Xbox 360 Kinect Needs A Substitute Rover

It was pretty cool to see RTAB-Map build a 3D map of its environment using data generated by my hands waving a Xbox 360 Kinect around. However, that isn’t very representative of rover operation. When I wave it around manually, motions are mostly pan and tilt but not much translation. The optical flow of video feed from a rover traveling along the ground would be mostly dominated by forward travel, occasional panning as the vehicle turns, and limited tilt. So the next experiment is to put the Kinect on a rover to see how it acts.

This is analogous to what we did at SGVTech when I first brought in the LIDAR from a Neato vacuum: we placed on top of SGVHAK Rover and drove it around the shop to see what it sees. Unfortunately, the SGVHAK Rover is currently in the middle of an upgrade and disassembled on a workbench. We’ll need something else to stand in for a rover chassis. Behold, the substitute rover:

kinect with office chair simulating rover

Yes, that is a Xbox 360 Kinect sensor bar taped on top of an office chair. The laptop talking to the Kinect can sit on the chair easily enough, but the separate 12V power supply took a bit more work. I had two identical two-cell lithium battery packs. Wiring those two ~7.4V volt packs in series gave me ~14.8 volts, which fed into a voltage regulator bringing it down to 12V for the Kinect. The whole battery power contraption is visible in this picture taped to the laptop’s wrist rest next to the trackpad.

This gave us a wheeled platform for linear and rotational motion along the ground while keeping the Kinect at a constant height. This is more representative of the type of motion it will see mounted on a rover. Wheeling the chair around the shop, we would see the visual odometer performance is impressive, traveling in a line for about three meters resulted in only a few centimeters of error between its internal representation and reality.
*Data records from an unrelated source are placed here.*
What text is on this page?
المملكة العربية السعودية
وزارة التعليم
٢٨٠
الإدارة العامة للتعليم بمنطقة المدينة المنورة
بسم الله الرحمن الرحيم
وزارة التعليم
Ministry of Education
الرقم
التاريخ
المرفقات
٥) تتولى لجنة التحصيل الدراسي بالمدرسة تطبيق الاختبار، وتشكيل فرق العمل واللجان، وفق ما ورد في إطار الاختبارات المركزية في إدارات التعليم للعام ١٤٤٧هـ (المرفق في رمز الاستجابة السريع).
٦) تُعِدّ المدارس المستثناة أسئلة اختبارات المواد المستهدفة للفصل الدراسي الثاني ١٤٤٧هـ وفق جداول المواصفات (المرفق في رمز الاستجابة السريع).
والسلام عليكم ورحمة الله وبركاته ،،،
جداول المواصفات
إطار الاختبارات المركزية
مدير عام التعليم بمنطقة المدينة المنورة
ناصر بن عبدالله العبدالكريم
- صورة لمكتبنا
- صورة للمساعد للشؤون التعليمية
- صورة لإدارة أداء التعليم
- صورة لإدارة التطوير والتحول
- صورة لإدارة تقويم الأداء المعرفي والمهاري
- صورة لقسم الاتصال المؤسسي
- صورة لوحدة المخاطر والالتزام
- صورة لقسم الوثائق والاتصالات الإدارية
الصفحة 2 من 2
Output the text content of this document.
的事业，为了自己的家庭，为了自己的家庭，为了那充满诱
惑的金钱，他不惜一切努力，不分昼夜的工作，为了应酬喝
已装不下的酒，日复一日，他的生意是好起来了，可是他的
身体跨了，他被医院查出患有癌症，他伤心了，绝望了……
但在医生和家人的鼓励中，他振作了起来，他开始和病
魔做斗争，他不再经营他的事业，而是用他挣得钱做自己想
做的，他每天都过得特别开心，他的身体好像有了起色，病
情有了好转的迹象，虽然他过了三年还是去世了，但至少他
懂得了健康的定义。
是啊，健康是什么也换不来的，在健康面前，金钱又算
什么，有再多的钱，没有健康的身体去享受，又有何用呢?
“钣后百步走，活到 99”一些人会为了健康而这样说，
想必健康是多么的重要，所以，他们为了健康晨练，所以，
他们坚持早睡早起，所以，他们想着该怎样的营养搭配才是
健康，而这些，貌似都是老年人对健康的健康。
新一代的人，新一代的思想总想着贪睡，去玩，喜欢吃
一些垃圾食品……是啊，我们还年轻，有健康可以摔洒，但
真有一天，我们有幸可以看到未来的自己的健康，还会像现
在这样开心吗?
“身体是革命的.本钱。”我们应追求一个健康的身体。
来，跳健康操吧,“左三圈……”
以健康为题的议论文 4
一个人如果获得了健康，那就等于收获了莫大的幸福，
We found this by turning the chair around to let the Kinect see where it came from and compare the newly plotted dots against those it plotted three meters ago. But this raised a new question: was it reasonable to expect that RTAB-Map algorithm match the new dots against the old? Using distance data to correct for odometer drift was one thing Phoebe could do in GMapping. I had hoped RTAB-Map would use new observations to correct for its own visual odometry drift. But instead, it started plotting features a few centimeters off from their original position, creating a “ghost” in point cloud data. Maybe I’m using RTAB-Map wrong somewhere… this is worrisome behavior that needs to be understood.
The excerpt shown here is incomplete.